At a modest podium framed with American flags stands the man with a golden name.
His dynasty is even more famous than the one he traveled to rural Wisconsin to campaign for, and clearly can still draw a crowd.
From mothers bouncing months-old babies to white-haired old men with walking sticks, whole families have squeezed into the basketball court-turned-Trump campaign rally venue to hear him speak.
“It’s not every day you see a Kennedy,” an older woman says to her smiling husband as they make their way across the creaking panels of the gym floor.
They gaze up at a man who wandered the halls of the White House as a child and who suffered the double tragedy of having both an uncle and father assassinated.
But Robert F. Kennedy Jnr.’s message to the Wisonsinites is not about the past. He’s got a startling opinion on the way things are today.
“The Democratic Party is no longer the party of Robert and John Kennedy,” he tells the crowd, “it is the party of Big Pharma, Big Tech and the military-industrial complex.
It’s hardly a secret that Robert F. Kennedy Jr. is backing Donald Trump for president, but hearing the way he sells the Republican Party to the voters is remarkable.
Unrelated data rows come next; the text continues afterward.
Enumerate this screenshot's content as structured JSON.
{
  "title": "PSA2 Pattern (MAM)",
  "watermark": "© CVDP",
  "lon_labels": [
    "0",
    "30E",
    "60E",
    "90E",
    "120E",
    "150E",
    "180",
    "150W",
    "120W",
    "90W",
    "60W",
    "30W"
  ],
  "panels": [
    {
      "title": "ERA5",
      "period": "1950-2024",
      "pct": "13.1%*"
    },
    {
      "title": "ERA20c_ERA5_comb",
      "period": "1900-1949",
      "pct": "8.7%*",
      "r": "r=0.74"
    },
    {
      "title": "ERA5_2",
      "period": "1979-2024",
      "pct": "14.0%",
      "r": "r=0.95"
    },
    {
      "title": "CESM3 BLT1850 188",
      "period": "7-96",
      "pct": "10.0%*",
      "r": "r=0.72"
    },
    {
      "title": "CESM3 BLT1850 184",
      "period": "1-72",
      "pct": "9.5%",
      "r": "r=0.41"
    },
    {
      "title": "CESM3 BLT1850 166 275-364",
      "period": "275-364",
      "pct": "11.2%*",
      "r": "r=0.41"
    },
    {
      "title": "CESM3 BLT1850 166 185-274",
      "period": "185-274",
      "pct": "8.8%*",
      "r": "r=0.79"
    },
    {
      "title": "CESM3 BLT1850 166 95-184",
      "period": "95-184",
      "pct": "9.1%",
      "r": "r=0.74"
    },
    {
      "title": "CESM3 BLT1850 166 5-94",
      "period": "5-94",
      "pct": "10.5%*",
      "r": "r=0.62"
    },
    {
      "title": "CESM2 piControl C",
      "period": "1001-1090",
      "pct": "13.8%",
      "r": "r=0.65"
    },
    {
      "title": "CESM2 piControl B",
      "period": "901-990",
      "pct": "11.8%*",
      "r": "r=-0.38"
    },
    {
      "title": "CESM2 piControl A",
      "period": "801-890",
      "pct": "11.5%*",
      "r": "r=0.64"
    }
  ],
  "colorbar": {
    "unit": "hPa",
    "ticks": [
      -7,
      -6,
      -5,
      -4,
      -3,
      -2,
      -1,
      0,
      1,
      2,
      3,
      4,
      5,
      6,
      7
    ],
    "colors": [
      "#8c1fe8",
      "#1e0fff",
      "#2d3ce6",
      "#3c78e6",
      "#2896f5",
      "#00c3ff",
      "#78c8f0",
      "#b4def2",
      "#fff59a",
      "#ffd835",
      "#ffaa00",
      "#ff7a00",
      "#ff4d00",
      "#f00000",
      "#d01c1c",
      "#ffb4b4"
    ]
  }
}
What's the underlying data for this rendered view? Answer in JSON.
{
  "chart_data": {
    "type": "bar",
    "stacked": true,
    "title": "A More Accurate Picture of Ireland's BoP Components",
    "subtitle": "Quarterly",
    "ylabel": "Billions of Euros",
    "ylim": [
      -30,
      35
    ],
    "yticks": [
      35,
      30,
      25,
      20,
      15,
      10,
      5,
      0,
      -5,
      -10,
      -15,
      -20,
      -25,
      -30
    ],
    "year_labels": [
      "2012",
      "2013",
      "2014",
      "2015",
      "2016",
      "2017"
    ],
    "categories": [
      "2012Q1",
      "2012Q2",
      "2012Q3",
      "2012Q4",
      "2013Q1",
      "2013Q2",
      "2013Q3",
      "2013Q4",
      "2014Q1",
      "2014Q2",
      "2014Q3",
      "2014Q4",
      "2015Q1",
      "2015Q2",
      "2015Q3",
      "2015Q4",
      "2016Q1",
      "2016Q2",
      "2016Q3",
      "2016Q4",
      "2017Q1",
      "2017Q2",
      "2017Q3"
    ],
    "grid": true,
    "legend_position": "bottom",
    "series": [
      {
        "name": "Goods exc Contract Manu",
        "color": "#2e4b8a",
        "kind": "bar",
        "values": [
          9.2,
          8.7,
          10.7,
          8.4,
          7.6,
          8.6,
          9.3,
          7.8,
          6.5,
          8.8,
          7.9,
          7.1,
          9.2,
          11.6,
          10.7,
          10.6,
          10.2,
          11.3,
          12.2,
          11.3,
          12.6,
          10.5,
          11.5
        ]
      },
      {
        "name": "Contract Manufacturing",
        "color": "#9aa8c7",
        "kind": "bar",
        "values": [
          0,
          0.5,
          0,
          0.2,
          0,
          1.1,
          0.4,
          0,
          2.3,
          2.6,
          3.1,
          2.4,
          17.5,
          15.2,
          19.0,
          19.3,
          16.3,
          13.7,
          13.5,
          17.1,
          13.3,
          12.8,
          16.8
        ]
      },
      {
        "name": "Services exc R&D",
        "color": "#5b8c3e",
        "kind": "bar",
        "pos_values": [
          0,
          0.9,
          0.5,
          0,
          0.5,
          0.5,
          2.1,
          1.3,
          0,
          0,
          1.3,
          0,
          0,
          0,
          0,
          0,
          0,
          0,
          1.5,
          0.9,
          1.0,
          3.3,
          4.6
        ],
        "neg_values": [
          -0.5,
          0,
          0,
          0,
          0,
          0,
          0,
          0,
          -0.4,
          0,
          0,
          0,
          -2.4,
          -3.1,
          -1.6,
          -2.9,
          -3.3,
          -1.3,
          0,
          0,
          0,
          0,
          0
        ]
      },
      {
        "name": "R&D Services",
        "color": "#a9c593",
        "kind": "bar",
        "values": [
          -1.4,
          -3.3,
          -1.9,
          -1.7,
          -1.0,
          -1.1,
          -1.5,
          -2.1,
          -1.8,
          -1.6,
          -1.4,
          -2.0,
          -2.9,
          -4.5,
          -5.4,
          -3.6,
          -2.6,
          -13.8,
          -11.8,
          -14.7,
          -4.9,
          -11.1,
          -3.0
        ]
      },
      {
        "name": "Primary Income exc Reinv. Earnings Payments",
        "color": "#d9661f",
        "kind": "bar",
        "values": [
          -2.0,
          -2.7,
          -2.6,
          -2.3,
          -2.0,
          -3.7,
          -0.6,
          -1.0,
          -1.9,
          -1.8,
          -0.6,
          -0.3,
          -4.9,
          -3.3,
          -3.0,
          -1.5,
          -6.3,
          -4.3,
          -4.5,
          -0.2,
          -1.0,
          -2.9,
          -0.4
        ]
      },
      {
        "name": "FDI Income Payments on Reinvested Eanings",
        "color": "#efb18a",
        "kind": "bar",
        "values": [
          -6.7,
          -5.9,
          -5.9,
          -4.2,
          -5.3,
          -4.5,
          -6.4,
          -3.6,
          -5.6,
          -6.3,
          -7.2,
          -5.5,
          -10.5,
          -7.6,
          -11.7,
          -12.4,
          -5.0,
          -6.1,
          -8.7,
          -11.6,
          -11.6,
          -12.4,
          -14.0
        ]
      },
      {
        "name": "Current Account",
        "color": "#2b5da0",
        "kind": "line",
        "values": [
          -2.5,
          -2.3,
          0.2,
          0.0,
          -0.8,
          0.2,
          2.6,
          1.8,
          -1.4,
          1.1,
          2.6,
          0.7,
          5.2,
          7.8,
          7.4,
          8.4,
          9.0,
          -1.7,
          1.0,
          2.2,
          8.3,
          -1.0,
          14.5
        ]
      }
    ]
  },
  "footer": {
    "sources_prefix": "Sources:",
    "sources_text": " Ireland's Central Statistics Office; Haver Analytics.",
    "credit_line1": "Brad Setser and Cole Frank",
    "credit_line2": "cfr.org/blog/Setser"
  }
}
It reveals how everything we thought we knew about US politics has changed.
As Kennedy points out, the President of the Teamsters Union, known for decades as the backbone of the Democratic Party, is another who has sided with its historic opponents apparently because “75%” of his members “support Trump.”
But it’s not just long-time wearers of blue turning red, what’s striking is how policies that felt tied to the Republican Party are now a stick to beat rivals with.
“Why is Dick Cheney supporting the Democrats?” RFK Jnr. asks the crowd, “because they are the party of war and surveillance.”
He highlighted the Bush administration’s infamous Patriot Act legislation, the post-9/11 law that paved the way for unprecedented spying on Americans by their government, and then claimed Donald Trump would abolish it.
An environmental lawyer for most of his life, RFK Jnr. has only gained national prominence recently as one of the loudest voices in the anti-lockdown and anti-vax movements that have exploded as a result of the Coronavirus pandemic.
It was this that put him on the trajectory to becoming a big Republican backer or as he puts it “Covid opened my eyes.”
According to Kennedy, Trump asked him to support him “even though they didn’t agree on everything” because he wanted to be as inclusive as possible.
“Trump called me two hours after he was shot [in the assassination attempt in Pensylvania]. I met him in Milwaukee and said he wanted me to be in a big tent [of opinions],” he added.
Even then, it’s an allegiance that seems to be so counterintuitive.
One of RFK’s big gripes is about the types of chemicals allowed in American foods a problem which would surely require the type of heavy regulation that the former president is vehemently opposed to.
But at this stage, there is no real test for whether the pair will agree on enough for the alliance to survive. Kennedy can believe that Trump is the president “for peace” without knowing whether he actually will be.
It is the very existence of their partnership that is the reason this election is so close.
We don’t know who will win because the traditional ideas about who falls into what camp and how you determine what way they will vote are no longer the same.
This was clearly demonstrated by a lifelong Democrat I met after the rally named Brian who said he’d voted for Hillary Clinton and then Joe Biden.
The reason he was now wearing a Trump t-shirt and going to rallies was because he’d been convinced that the party, as RFK Jnr. claimed, no longer represented what it once did.Meeting the locals who turned out to see Kennedy or Trump the night before, I was surprised by the extent to which any idea about the ‘type of person’ who supports Kamala Harris or Donald Trump is completely redundant.